I'd suggest you try to avoid adding this hardware....but there is no harm in trying out your centerline block idea this season. Try it and let us know how it works.


----------



## backcreeksailor (Mar 9, 2009)

I may just be over anticipating issues that won't be there. I'm used to racing where every task is parsed out to individual crew members so that every movement of the boat and trim of the sails is crisp and quick.

I have a pair of Barient 22's within easy reach just forward of the wheel. And I do have an autopilot too, but I'd rather not resort to using it for tacking if I don't have to. 

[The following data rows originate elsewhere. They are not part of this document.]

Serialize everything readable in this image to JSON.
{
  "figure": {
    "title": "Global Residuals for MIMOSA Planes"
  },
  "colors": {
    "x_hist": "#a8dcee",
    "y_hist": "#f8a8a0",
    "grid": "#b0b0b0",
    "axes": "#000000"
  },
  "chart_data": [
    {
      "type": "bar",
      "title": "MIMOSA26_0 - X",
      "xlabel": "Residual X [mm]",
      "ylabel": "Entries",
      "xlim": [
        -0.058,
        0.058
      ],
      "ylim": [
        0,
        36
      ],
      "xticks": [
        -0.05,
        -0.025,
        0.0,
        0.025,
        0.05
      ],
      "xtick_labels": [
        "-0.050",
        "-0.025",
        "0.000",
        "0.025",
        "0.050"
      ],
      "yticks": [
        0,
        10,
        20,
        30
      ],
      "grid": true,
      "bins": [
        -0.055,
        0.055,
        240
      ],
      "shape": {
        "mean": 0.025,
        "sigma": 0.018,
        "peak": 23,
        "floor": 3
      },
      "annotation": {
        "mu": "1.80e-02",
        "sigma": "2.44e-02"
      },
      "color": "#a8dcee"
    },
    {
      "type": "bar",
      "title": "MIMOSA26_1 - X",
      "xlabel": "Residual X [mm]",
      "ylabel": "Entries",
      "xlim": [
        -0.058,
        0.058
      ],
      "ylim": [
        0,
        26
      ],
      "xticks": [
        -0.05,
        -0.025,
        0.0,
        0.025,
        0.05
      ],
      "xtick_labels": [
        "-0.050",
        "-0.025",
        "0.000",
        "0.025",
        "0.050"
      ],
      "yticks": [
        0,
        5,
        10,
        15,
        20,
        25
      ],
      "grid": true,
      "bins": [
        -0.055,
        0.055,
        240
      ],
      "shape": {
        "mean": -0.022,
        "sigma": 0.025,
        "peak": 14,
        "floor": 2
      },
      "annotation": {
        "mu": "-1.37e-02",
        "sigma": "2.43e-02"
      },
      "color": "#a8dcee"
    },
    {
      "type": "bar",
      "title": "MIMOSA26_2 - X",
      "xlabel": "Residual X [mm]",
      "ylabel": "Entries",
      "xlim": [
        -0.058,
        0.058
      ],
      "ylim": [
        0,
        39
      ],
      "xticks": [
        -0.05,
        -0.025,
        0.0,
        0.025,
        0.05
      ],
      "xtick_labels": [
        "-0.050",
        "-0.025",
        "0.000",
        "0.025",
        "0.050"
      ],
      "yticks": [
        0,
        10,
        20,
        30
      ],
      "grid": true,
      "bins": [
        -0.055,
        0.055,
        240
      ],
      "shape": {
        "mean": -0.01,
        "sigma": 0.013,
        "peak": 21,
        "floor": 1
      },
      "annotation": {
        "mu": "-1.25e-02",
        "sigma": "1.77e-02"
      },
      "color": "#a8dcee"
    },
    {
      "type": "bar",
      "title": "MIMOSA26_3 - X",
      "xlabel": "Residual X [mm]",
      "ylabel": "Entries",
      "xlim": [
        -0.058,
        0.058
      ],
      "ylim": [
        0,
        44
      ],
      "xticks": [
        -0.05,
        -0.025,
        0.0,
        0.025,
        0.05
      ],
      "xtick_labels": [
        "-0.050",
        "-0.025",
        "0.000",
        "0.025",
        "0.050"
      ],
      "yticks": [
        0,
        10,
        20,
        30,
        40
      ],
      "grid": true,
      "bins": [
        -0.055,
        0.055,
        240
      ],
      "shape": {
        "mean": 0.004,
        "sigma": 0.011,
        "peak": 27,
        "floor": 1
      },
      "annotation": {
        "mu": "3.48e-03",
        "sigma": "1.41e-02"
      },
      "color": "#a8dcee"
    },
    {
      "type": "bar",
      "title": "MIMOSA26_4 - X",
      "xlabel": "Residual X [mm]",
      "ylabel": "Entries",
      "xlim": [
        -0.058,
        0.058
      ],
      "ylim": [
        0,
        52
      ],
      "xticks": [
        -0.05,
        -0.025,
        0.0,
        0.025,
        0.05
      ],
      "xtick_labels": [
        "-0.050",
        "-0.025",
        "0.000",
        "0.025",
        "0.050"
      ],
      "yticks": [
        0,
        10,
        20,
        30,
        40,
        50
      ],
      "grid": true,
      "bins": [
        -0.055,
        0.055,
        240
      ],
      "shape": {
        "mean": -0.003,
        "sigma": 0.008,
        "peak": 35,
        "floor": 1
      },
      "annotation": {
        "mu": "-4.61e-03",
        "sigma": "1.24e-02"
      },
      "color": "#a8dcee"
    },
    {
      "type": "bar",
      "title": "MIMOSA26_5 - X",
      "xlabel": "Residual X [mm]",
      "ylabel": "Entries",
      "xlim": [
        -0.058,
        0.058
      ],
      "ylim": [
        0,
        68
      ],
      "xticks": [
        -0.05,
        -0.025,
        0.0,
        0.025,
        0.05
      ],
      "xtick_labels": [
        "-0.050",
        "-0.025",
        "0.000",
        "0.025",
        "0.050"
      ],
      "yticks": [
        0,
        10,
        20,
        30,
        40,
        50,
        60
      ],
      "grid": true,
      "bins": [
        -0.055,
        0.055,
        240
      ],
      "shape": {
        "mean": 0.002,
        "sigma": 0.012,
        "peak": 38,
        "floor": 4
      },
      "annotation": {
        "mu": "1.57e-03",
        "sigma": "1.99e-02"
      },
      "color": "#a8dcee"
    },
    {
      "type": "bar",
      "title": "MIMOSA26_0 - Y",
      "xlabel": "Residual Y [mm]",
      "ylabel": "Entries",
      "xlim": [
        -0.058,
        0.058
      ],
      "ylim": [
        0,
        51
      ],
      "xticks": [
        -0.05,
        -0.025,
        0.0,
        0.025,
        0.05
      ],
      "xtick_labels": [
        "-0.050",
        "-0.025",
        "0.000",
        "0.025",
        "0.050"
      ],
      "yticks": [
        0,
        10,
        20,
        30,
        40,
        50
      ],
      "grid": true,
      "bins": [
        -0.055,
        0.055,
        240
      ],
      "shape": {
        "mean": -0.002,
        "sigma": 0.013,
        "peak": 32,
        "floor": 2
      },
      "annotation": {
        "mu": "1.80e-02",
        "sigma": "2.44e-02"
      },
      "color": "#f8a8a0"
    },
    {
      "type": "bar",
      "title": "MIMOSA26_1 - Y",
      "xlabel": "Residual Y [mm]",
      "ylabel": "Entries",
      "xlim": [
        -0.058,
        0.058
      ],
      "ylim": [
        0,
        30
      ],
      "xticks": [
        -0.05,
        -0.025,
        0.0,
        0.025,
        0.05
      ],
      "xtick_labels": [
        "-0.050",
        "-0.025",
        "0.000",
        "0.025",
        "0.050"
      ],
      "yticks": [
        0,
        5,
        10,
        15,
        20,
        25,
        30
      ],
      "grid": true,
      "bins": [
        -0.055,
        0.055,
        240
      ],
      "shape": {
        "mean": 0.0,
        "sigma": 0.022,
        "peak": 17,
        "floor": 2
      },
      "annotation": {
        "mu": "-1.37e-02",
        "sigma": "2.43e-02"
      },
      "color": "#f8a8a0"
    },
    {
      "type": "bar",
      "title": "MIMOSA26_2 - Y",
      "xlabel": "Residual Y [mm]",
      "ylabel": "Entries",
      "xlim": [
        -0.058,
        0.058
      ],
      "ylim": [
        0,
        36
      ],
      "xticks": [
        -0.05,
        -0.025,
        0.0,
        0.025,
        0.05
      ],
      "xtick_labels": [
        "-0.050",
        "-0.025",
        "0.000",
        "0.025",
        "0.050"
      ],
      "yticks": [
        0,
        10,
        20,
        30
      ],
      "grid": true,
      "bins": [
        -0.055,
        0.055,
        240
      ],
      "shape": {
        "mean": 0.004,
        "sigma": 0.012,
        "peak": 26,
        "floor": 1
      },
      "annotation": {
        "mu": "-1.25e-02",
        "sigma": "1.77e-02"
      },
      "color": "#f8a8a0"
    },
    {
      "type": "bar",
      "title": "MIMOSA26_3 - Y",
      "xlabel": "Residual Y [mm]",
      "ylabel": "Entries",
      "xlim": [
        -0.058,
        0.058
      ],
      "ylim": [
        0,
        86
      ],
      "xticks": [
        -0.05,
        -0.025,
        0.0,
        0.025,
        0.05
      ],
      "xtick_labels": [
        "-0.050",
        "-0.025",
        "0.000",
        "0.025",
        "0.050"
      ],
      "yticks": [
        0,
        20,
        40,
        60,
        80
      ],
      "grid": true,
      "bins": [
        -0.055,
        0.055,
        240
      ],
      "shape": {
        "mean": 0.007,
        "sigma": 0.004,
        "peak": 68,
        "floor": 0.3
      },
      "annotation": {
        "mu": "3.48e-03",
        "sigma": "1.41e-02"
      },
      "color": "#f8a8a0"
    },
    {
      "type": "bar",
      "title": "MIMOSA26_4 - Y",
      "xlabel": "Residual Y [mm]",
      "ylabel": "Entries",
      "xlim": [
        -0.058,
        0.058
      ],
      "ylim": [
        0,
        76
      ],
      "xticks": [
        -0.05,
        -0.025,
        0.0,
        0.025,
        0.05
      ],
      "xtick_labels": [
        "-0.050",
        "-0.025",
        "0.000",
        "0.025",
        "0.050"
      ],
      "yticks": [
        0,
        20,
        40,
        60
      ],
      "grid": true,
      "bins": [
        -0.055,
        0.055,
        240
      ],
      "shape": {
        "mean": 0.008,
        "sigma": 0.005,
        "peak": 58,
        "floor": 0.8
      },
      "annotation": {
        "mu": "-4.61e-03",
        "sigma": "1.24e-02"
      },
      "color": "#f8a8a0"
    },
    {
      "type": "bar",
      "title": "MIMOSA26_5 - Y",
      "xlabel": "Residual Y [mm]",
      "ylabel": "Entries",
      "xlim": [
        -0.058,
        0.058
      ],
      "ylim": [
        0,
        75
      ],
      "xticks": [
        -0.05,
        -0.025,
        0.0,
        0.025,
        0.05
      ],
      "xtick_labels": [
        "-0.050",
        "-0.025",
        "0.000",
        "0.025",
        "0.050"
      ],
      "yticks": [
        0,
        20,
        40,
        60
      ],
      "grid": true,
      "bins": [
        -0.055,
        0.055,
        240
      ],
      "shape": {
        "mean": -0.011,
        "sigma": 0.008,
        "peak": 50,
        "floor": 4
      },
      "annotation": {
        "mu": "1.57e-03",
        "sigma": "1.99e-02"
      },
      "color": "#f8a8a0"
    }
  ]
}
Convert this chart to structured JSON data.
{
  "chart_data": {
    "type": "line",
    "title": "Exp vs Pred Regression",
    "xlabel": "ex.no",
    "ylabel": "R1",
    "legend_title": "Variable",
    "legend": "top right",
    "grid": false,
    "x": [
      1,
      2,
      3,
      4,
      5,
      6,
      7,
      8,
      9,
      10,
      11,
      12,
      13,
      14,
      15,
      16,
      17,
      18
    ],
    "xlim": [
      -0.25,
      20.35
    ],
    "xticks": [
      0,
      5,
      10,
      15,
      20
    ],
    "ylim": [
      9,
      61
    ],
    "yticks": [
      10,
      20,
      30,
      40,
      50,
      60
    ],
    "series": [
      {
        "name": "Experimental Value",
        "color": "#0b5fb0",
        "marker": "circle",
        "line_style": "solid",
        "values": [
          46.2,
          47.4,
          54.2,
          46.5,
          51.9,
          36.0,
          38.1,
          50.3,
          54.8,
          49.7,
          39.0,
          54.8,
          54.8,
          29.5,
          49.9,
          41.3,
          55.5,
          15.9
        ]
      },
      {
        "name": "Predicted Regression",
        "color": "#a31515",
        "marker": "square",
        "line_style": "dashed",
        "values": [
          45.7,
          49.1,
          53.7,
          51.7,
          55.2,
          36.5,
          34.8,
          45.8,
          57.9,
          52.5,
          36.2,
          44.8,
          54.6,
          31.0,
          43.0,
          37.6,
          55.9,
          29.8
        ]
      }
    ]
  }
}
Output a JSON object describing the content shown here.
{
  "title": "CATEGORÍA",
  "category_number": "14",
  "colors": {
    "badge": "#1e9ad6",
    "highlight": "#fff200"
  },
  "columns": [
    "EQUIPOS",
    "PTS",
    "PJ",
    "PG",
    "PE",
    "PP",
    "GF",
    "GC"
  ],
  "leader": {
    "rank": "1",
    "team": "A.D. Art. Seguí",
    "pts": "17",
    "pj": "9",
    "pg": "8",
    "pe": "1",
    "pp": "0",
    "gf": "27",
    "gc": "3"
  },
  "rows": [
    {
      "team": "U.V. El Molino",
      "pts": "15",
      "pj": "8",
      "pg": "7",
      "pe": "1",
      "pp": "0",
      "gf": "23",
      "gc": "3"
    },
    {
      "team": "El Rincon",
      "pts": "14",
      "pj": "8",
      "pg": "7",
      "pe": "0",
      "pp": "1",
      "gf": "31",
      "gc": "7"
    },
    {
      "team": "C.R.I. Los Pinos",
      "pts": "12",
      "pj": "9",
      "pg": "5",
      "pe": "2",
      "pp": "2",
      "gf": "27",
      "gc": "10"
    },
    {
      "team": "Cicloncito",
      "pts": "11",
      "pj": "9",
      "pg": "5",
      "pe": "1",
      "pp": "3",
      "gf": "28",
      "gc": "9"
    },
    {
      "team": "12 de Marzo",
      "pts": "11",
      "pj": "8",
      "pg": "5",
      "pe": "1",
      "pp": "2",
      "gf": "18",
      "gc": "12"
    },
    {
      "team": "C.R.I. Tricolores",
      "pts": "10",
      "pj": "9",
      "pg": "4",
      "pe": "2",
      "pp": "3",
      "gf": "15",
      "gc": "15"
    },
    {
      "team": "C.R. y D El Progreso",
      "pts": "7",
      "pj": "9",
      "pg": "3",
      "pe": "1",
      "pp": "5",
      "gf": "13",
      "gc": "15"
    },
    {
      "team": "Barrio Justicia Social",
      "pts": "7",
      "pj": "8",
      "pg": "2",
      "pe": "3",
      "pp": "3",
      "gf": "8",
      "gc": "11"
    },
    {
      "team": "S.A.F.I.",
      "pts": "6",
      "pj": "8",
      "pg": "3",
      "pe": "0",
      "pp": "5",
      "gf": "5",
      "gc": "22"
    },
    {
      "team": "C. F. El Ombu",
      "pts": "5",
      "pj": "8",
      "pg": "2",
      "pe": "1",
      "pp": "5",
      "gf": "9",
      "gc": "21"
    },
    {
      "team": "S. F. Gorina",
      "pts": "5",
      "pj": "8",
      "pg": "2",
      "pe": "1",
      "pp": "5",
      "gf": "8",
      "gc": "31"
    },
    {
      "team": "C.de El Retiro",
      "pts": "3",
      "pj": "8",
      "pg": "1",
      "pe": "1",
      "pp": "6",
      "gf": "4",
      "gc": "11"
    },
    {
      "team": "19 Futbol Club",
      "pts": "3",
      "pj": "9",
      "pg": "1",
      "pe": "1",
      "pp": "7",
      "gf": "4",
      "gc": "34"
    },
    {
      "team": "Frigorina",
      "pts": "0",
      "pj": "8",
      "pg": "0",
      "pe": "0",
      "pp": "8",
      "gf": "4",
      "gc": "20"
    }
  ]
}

I'm just having a hard time trying to visualize how, (while sailing close hauled on a breezy day for example), I'm going to turn the wheel, release the lazy sheet, and reel in the working sheet to a point where I won't have to wear out the crank trimming in afterward... All while making sure the boat maintains the proper angle to the wind.

It sounds like you're not having any trouble, so I guess I just need to work through the timing of doing it myself.

(I'm still gonna try the centerline block setup to see if it works. It doesn't cost anything to rig it that way, and it'll only take a handful of tacks to know if it works or not).


----------



## timebandit (Sep 18, 2002)

http://i361.photobucket.com/albums/oo57/Tmebandt/boat014.jpg

This is my setup.

The pivot is placed back far nuff to allow the boom to go just short of 90 degrees.

The rigging is just like end boom sheeting on a main or mizzn.

I can sheet the jib boom to the center of the boat.

Good for lazy sailing.

The boom also is my gin pole for lowering the mast to go under bridges.

One thing with the pivot where it is though--you can't just drop the jib, you need to release the hanks as it comes down or raise the boom.


----------



## Faster (Sep 13, 2005)

Backcreek.. If you sail singlehanded, make a habit of just using a 100% jib (if you have one) and continue to use your regular sheeting track arrangement. The center-block idea will not give proper sailtrim in any conditions nor at any angle of attack. Using a non overlapping sail will greatly ease the tacking by avoiding hangups and minimizing the amount of sheet to be pulled through. 

Your C&C will move OK in all but the lightest conditions. I'd avoid the unnecessary complications associated with the various self tacking arrangements. Most boats that have such setups are designed with that in mind from the get-go.

If your primaries are reachable from the helm, it's a simple matter of coordinating the turn, and handling the sheets yourself. - and you'll get more exercise to boot!


----------



## timebandit (Sep 18, 2002)

lazzy sailing


----------